Wedding Bells are Always Breaking Up that Old Gang of Mine

  • William Laraque, Managing Director at US-International Trade Services

  • 17.02.2016 10:45 am
  • undisclosed

The evolution of e-commerce constantly reminds me of the old (1929) song, "Wedding Bells are Always Breaking Up that Old Gang of Mine." Wedding bells, strategic alliances; "plus ca change, plus c'est la meme chose."

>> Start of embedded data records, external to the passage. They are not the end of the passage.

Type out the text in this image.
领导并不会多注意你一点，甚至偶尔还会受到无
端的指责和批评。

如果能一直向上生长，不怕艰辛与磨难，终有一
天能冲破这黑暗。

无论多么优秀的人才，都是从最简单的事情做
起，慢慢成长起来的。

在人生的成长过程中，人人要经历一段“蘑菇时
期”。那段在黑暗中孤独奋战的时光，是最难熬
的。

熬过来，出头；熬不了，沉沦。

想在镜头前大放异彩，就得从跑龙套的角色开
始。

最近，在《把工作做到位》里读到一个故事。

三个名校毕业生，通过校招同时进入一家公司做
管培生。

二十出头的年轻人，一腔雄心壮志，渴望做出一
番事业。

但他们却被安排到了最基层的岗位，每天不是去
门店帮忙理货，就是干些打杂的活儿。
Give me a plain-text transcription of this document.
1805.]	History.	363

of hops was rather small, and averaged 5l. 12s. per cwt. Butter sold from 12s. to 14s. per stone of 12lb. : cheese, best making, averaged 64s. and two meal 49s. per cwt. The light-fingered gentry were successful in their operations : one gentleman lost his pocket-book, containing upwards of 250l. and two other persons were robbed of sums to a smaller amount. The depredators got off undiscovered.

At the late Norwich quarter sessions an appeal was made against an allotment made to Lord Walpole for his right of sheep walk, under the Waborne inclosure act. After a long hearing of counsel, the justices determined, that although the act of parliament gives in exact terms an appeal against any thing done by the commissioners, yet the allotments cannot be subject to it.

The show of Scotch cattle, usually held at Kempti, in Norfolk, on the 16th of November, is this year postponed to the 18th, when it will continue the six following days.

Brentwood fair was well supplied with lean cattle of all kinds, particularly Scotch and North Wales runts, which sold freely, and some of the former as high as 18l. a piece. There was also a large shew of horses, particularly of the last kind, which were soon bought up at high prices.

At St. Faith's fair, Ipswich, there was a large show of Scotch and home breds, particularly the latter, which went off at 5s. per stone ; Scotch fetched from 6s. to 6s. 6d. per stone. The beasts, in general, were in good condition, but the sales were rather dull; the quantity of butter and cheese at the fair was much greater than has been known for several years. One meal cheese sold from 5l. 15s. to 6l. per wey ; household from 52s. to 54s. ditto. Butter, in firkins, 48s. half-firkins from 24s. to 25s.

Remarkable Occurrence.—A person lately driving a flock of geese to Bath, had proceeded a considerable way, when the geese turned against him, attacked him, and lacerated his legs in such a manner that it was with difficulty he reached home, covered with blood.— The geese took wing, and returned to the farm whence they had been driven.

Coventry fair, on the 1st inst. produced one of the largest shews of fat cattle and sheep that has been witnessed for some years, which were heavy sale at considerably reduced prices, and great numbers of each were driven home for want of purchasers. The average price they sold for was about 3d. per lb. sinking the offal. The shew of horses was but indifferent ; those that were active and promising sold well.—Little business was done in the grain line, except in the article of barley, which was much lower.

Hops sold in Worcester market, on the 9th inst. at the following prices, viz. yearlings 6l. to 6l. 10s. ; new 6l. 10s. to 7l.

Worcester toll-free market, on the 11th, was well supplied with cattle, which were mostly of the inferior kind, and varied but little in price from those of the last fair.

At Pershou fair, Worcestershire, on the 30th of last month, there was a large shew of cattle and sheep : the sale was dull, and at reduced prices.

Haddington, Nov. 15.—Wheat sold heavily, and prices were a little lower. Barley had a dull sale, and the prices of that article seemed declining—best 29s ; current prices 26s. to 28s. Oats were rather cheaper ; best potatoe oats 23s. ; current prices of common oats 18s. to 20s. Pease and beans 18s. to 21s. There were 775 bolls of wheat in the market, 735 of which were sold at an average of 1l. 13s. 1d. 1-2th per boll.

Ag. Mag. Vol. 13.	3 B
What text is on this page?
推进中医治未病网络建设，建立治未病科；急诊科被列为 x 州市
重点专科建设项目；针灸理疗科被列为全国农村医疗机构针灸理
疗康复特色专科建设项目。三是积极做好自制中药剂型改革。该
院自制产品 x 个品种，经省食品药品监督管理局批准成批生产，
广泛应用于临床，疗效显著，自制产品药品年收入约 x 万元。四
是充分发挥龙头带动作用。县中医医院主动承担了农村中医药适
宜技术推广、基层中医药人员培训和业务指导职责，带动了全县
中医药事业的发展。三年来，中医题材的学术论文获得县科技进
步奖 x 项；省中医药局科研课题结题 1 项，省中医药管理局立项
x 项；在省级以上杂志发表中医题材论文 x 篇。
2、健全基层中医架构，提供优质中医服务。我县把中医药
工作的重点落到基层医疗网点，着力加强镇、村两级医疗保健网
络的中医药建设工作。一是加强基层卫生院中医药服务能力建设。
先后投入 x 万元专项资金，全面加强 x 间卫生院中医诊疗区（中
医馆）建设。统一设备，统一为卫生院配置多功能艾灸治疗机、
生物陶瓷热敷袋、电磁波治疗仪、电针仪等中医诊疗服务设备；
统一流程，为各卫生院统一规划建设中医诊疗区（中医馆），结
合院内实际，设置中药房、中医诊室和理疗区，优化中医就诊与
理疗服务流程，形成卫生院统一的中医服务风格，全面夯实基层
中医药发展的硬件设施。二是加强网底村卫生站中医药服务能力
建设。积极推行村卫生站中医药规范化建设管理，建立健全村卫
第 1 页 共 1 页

Not a day goes by without there being a rapprochement between retail and industrial e-commerce; between e-commerce and Fintech. The rise of online and mobile shopping has given consumers more choice, more flexibility and better service. It has also created a new commercial vocabulary and caused a disruptive  reorganization in the logistics of delivery and fulfillment. Showrooming, the looking at product, trying on products in store and then buying products online has expanded the commercial vocabulary. Buying online and picking up in store, so called click and collect also adds to the vocabulary. Far from being a fad, click and collect accounted for 30% of e-commerce sales at Sam's Club in 2015. The logistics of e-commerce, online sales has impacted both UPS and the carton industry. The number of ground packages delivered on time during the holidays fell from 97% in 2014, to 91% in 2015, according to ShipMatrix. Such firms as Amazon are seriously examining the creation of their own air and sea logistical organizations and rethinking the "wheel and spoke" concepts of UPS. 
 
The demand for cartons, needed for delivery and fulfillment of consumer goods has stressed both the packaging and the carton recycling industry. Left to be examined is the impact on the lumber industry and trees.
 
E-Commerce Goes Industrial 
 
Whole Foods will consolidate its 12 inventory management systems into one with the help of Infor Inc. The new central system will analyze buying and inventory patterns in order to make restocking more efficient. 
 
Infor Inc., as some of you may know, bought GT Nexus last year. GT Nexus inherited the innovations of TradeCard, which in turn descended from the creation of Guy Tozzoli of World Trade Associates. Tozzoli conceived of the financing of imports and export trade in an automated fashion. The end-to-end processing and financing of orders created from a firm's ERP system, was made possible by insuring its receivables with ECI, export credit insurance, originally provided by Coface. 
 
The technological leap in financing consumer retail products to financing of industrial and capital goods is not as great as one might fear. E-commerce providers will have to create strategic alliances with firms that provide all the support services displayed in the Excelsior chart I have provided above. This too is advancing nicely. The contretemps among banks and platform companies, all of which are increasingly subject to regulation, squeezed margins and the overarching need to please their customers will continue to drive peace (and weddings) among the disparate camps of e-commerce, banking and Fintech.